Advertisement

Kashmir Rebel Group Vows to Escalate War

Share
TIMES STAFF WRITER

The most feared rebel group in Kashmir warned Tuesday that it will intensify attacks after an unsuccessful summit between India and Pakistan, while both countries said they will carry on with peace efforts.

Hafiz Mohammed Saeed, head of the Lashkar-e-Taiba guerrillas, said the failure of the Indian and Pakistani leaders to sign an agreement after weekend talks proved that a Muslim holy war, or jihad, was the only solution to the Kashmir dispute.

“Jihad will be accelerated, and India will be dealt with a fatal blow,” Saeed told a news conference in Lahore, the capital of Pakistan’s Punjab province.

Advertisement

But the foreign ministers of both countries promised Tuesday in separate news conferences that Indian Prime Minister Atal Behari Vajpayee and Pakistani President Pervez Musharraf will continue to search for a negotiated settlement.

Denying that the summit here was a failure, Pakistani Foreign Minister Abdus Sattar said that the two leaders had twice come close to agreeing on a joint declaration at the end of the gathering and that their goodwill was strong enough for the peace efforts to continue toward fruition.

“The Agra summit remained inconclusive, but it did not fail,” Sattar told reporters in Islamabad, Pakistan’s capital. “In fact, the two leaders succeeded in covering a broad area of common ground in the draft declaration.

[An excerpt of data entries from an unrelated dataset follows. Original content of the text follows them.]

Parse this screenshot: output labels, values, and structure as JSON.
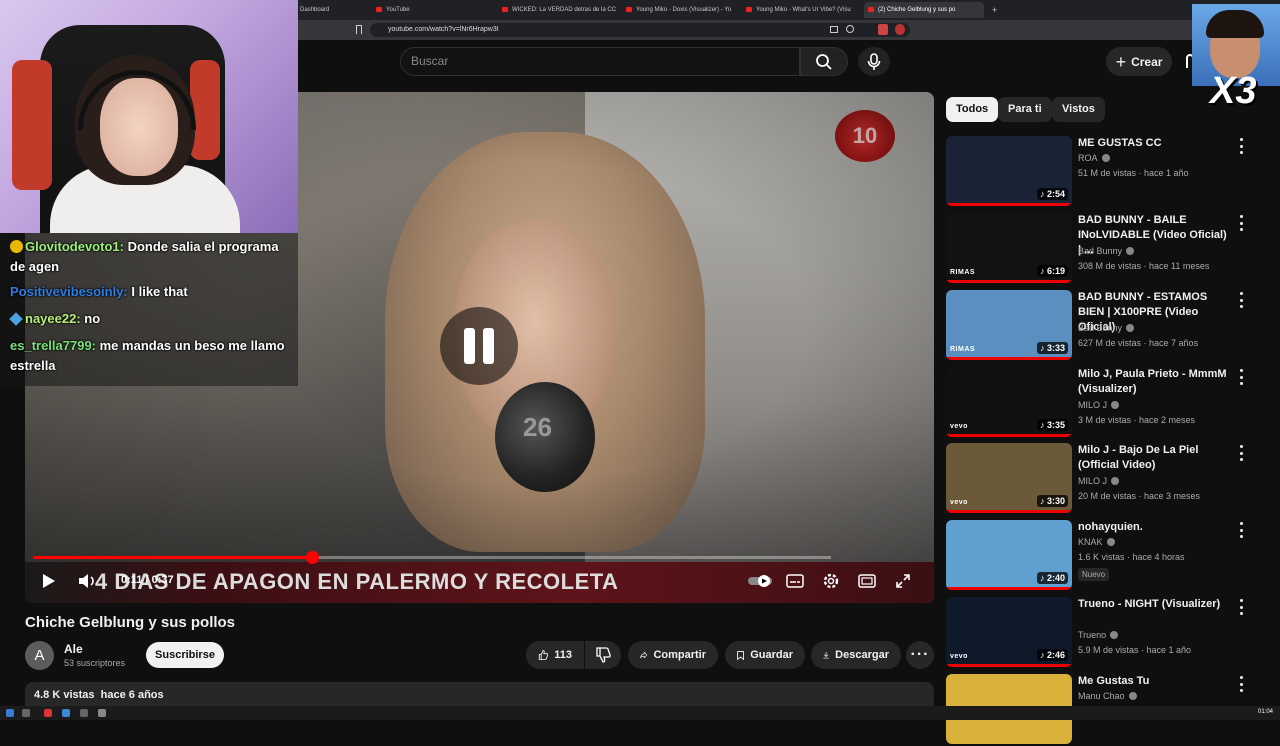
{
  "browser": {
    "tabs": [
      {
        "title": "Dashboard",
        "active": false
      },
      {
        "title": "YouTube",
        "active": false
      },
      {
        "title": "WICKED: La VERDAD detras de la CC",
        "active": false
      },
      {
        "title": "Young Miko - Doxis (Visualizer) - Yo",
        "active": false
      },
      {
        "title": "Young Miko - What's Ur Vibe? (Visu",
        "active": false
      },
      {
        "title": "(2) Chiche Gelblung y sus po",
        "active": true
      }
    ],
    "new_tab": "+",
    "url": "youtube.com/watch?v=lNr6Hrapw3I"
  },
  "header": {
    "search_placeholder": "Buscar",
    "create_label": "Crear"
  },
  "player": {
    "ticker_text": "4 DIAS DE APAGON EN PALERMO Y RECOLETA",
    "mic_logo": "26",
    "channel_logo": "10",
    "time": "0:11 / 0:37",
    "progress": 0.35
  },
  "video": {
    "title": "Chiche Gelblung y sus pollos",
    "channel_initial": "A",
    "channel_name": "Ale",
    "subscribers": "53 suscriptores",
    "subscribe_label": "Suscribirse",
    "likes": "113",
    "share_label": "Compartir",
    "save_label": "Guardar",
    "download_label": "Descargar",
    "views_line": "4.8 K vistas  hace 6 años"
  },
  "sidebar": {
    "chips": [
      {
        "label": "Todos",
        "active": true
      },
      {
        "label": "Para ti",
        "active": false
      },
      {
        "label": "Vistos",
        "active": false
      }
    ],
    "recs": [
      {
        "title": "ME GUSTAS CC",
        "channel": "ROA",
        "meta": "51 M de vistas · hace 1 año",
        "duration": "2:54",
        "brand": "",
        "thumb": "#1a2236"
      },
      {
        "title": "BAD BUNNY - BAILE INoLVIDABLE (Video Oficial) | ...",
        "channel": "Bad Bunny",
        "meta": "308 M de vistas · hace 11 meses",
        "duration": "6:19",
        "brand": "RIMAS",
        "thumb": "#121212"
      },
      {
        "title": "BAD BUNNY - ESTAMOS BIEN | X100PRE (Video Oficial)",
        "channel": "Bad Bunny",
        "meta": "627 M de vistas · hace 7 años",
        "duration": "3:33",
        "brand": "RIMAS",
        "thumb": "#5a8fc0"
      },
      {
        "title": "Milo J, Paula Prieto - MmmM (Visualizer)",
        "channel": "MILO J",
        "meta": "3 M de vistas · hace 2 meses",
        "duration": "3:35",
        "brand": "vevo",
        "thumb": "#111"
      },
      {
        "title": "Milo J - Bajo De La Piel (Official Video)",
        "channel": "MILO J",
        "meta": "20 M de vistas · hace 3 meses",
        "duration": "3:30",
        "brand": "vevo",
        "thumb": "#6a5a3a"
      },
      {
        "title": "nohayquien.",
        "channel": "KNAK",
        "meta": "1.6 K vistas · hace 4 horas",
        "duration": "2:40",
        "brand": "",
        "thumb": "#5fa0d0",
        "badge": "Nuevo"
      },
      {
        "title": "Trueno - NIGHT (Visualizer)",
        "channel": "Trueno",
        "meta": "5.9 M de vistas · hace 1 año",
        "duration": "2:46",
        "brand": "vevo",
        "thumb": "#0e1a2a"
      },
      {
        "title": "Me Gustas Tu",
        "channel": "Manu Chao",
        "meta": "",
        "duration": "",
        "brand": "",
        "thumb": "#d8b03a"
      }
    ]
  },
  "chat": {
    "messages": [
      {
        "user": "Glovitodevoto1:",
        "text": " Donde salia el programa de agen"
      },
      {
        "user": "Positivevibesoinly:",
        "text": " I like that"
      },
      {
        "user": "nayee22:",
        "text": " no"
      },
      {
        "user": "es_trella7799:",
        "text": " me mandas un beso me llamo estrella"
      }
    ]
  },
  "overlay": {
    "multiplier": "X3"
  },
  "taskbar": {
    "clock": "01:04"
  }
}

That will provide a valuable foundation for the two leaders to reach full agreement at a future meeting.”

But even if the Pakistani foreign minister is proven right, a joint declaration would only mark the start of a process that would require difficult compromises from both sides to reach a lasting peace.

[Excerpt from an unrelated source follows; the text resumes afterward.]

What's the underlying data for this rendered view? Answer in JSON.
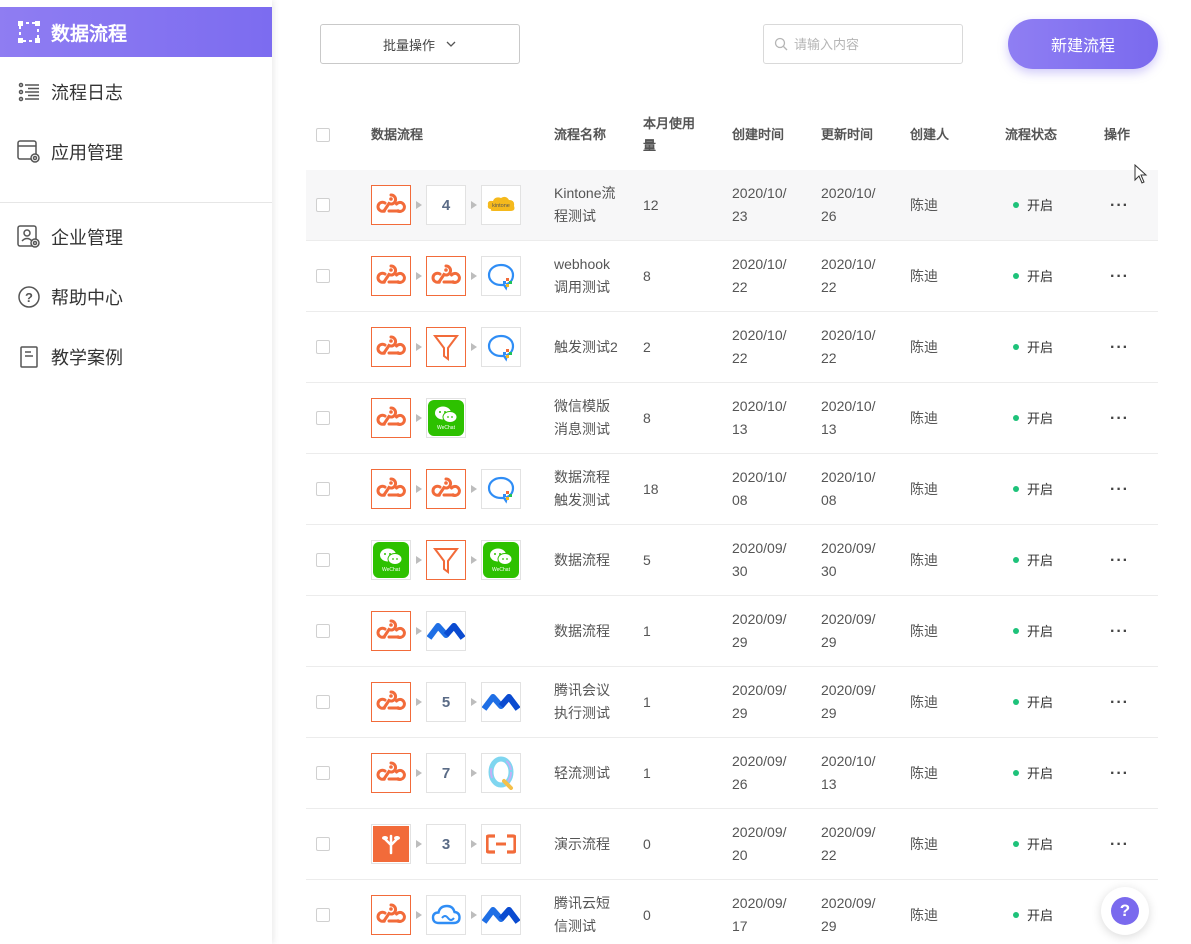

The Indian prime minister has accepted an invitation for a follow-up summit in Pakistan, but no date has been set. Sattar said Musharraf and Vajpayee will also meet this fall in New York when world leaders gather at the United Nations headquarters.

The weekend summit ended in deadlock because neither side was willing to budge on fundamental principles.

Advertisement

Pakistan insists that there can’t be any improvement in the nations’ overall relationship without first making significant progress toward resolving their long dispute over the Kashmir region. India demands “a comprehensive dialogue” including other issues, such as trade, nuclear weapons and what it calls “cross-border terrorism” by Kashmir rebels who it says are supported by Pakistan.

“We do not believe that bilateral relations between India and Pakistan ought to, or can be, held hostage by any single issue,” Indian Foreign Minister Jaswant Singh told a news conference Tuesday in Agra, where the summit was held with the 17th century Taj Mahal as a backdrop.

Sattar said Musharraf and Vajpayee simply ran out of time in the search for words they could both accept, in a single paragraph of the draft declaration.

“I do not think whatever has happened at Agra will strengthen the hand of negative elements,” Sattar said.

Kashmir has been a source of conflict between the two nations since they broke free of the British empire in 1947. It is predominantly Muslim, as is Pakistan. Mainly Hindu India rules two-thirds of the territory and has been battling a Kashmir rebellion.

The Agra talks have been called India’s first “satellite summit” because three Indian television networks provided live coverage throughout Musharraf’s three-day visit.

Advertisement

As the talks went on in private--and with details hard to come by--the networks vamped with endless analyses by Indian, Pakistani and foreign experts, which even included close scrutiny of Musharraf’s clothes for any clues of his intentions.

The Pakistani leader admitted to watching some of the coverage in his hotel room, which had a stunning view of the Taj Mahal, and said he was “very hurt” when he heard an Indian reporter ask whether the former general could be trusted.

Indian Information Minister Sushma Swaraj caused the first public crisis of the summit when she stood in front of a television camera Sunday and listed the issues being discussed. She didn’t mention Kashmir, which Pakistani officials later said dominated the talks, and the Pakistani delegation issued an angry statement in protest.

The next morning, Musharraf spoke to Indian editors at a breakfast meeting, and a videotape of the tough-talking leader aired for about 90 minutes on television when he was sitting down with Vajpayee for talks.

Singh, the Indian foreign minister, said Monday that his government had helped set up the breakfast meeting on the understanding that it was off the record. In a high-minded tone, perhaps more suited to the age of salon diplomacy, Singh insisted that India’s government would never negotiate through the media.

But his Pakistani counterpart told reporters in Islamabad that the rules of diplomacy had changed.

Advertisement

“In contemporary diplomacy, it is impossible to segregate official talks and interaction with the media,” Sattar said.

Musharraf’s meeting with the editors, in which he said Pakistanis didn’t trust India’s government and thought that it was stonewalling in the hope that the Kashmir dispute would go away, “was not a secret approach behind the back of anybody,” Sattar added.

There was nothing Musharraf told the Indian editors that he didn’t tell Indian leaders in the summit talks, the Pakistani foreign minister said.